The film did well in capturing some of the strengths of the novel: the surreal, dreamy quality; the absurd storyline; and the humorous character interaction. In many scenes we get the pervading sense of children being surrounded by reminders of adult sexuality, which seem to them to come from a strange and unknown world. Asako, a 17- year-old virgin, is uncomfortable with society's expectation that she will be sexually active, as evidenced by her discomfort with the lacy panties and bras featured colorfully in both the film and the novel. The adults in the novel, both parents and teachers, seem to wield their sexuality as weapons of influence and intimidation.

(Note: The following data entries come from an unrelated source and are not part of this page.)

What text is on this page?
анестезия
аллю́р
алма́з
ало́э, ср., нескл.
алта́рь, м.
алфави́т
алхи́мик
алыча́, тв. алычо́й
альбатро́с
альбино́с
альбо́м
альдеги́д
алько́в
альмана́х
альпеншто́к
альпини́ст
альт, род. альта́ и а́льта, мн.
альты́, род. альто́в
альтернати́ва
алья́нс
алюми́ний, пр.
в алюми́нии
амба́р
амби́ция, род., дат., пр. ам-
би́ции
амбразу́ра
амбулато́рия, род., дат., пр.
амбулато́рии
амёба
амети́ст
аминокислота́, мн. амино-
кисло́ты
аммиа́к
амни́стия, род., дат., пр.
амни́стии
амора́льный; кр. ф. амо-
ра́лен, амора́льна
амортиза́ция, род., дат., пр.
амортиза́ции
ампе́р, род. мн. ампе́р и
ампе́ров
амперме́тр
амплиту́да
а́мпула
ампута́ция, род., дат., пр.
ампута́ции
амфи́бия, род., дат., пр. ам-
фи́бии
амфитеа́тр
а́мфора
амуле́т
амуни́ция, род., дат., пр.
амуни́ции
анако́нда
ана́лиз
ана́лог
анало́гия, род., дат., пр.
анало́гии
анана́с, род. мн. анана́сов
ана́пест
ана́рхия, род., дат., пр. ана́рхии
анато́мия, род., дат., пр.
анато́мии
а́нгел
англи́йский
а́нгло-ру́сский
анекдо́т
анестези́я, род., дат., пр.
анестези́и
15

Notably, there is the female teacher who is having an affair with a male student, and the boy's stepmother, who makes him uncomfortable with her questions and flaunting of her womanly body. The precocious elementary-school boy, impersonating a married housewife/prostitute, is very funny, and his acting is flawless.
The weakness of this film is the slow pacing. There were numerous overly long interludes with repetitive music playing and nothing much happening. During these moments I was often tempted to pause it and go do something else. It should have been more tightly edited, even if it would have resulted in a shorter film. Since the novel itself was so short, rather than the usual impression of a long book being ruthlessly cut for film, you have the feeling that a short story was stretched out to fill a feature-length movie, without much original content added.
The reason I personally like both the novel and the film is that I do think it's possible to reset your life ("Install" yourself) by unconventional means, having new experiences that allow you to start over, feeling okay about life again. I think this story has a message of hope, delivered in a humorous way, for people overwhelmed by apathy towards the chore of everyday life.